If keeping a sentient creature in captivity is bad, then boiling it alive is even more heartless. Wallace now brings the lobster even closer, into our own kitchens, where it meets its demise. He says the lobster “cling[s]” to the pot and “hook[s] its claws over the kettle’s rim,” not unlike “a person trying to keep from going over the edge of the roof” (5). Now, the lobster is not only a sentient, frightened creature; its behavior is almost human. In fact, it “behaves very much as you or I would behave if we were plunged into boiling water” (5). Wallace corners us—via the pronoun “you”—into using our full imaginations and empathy by picturing ourselves in the position of the lobster. Bit by bit, the lobster rises in the hierarchy of human imagination, from insect, to a cannibalistic barbarian, to a delicious meal, to a creature that feels pain, to a frightened animal, to a human, and ultimately—to “you or I.”
In “Consider the Lobster,” David Foster Wallace takes us on a journey that mirrors his own confusion: a chronicle of the uncomfortable process of confronting his anthropocentricity, which causes him to place his culinary preferences above a lobster’s pain and life. If he had started the essay with a call to sympathize with the lobster, we might have dismissed the message as hippie-ish, overly sentimental, and jarring.
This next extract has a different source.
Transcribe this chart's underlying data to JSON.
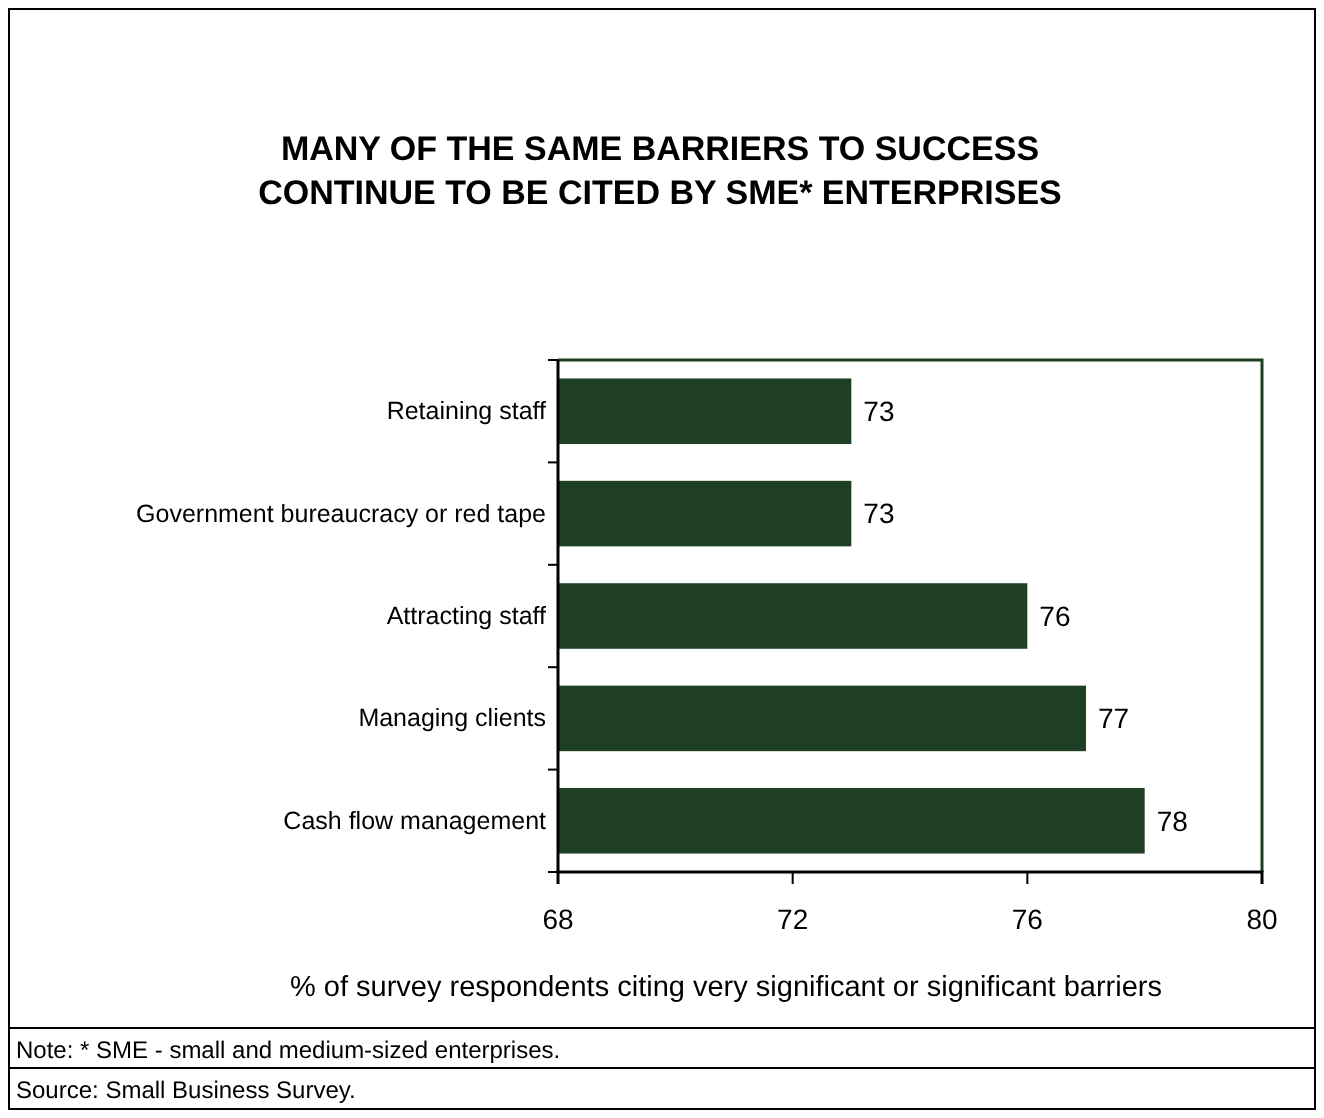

Wallace’s shift in tone ensures not only that we are aware of the cruelty of eating lobster, but also that we realize that our callous perspective has paved the way for this cruelty. Having provoked us to rethink our entire attitude towards animals, Wallace can now ask the hard-hitting questions: Is it ethical to eat animals that do not want to be eaten? What does it say about humanity that we make a spectacle out of what is essentially a giant slaughter fest? Is meat consumption justifiable when it is perfectly possible to be a healthy vegetarian? Wallace places his questions expertly in our minds, where they haunt us long after we finish reading the magazine.
Works Cited
Wallace, David Foster. “Consider the Lobster.” Gourmet, Aug. 2004: 1-10. Web. 15 Jan. 2017.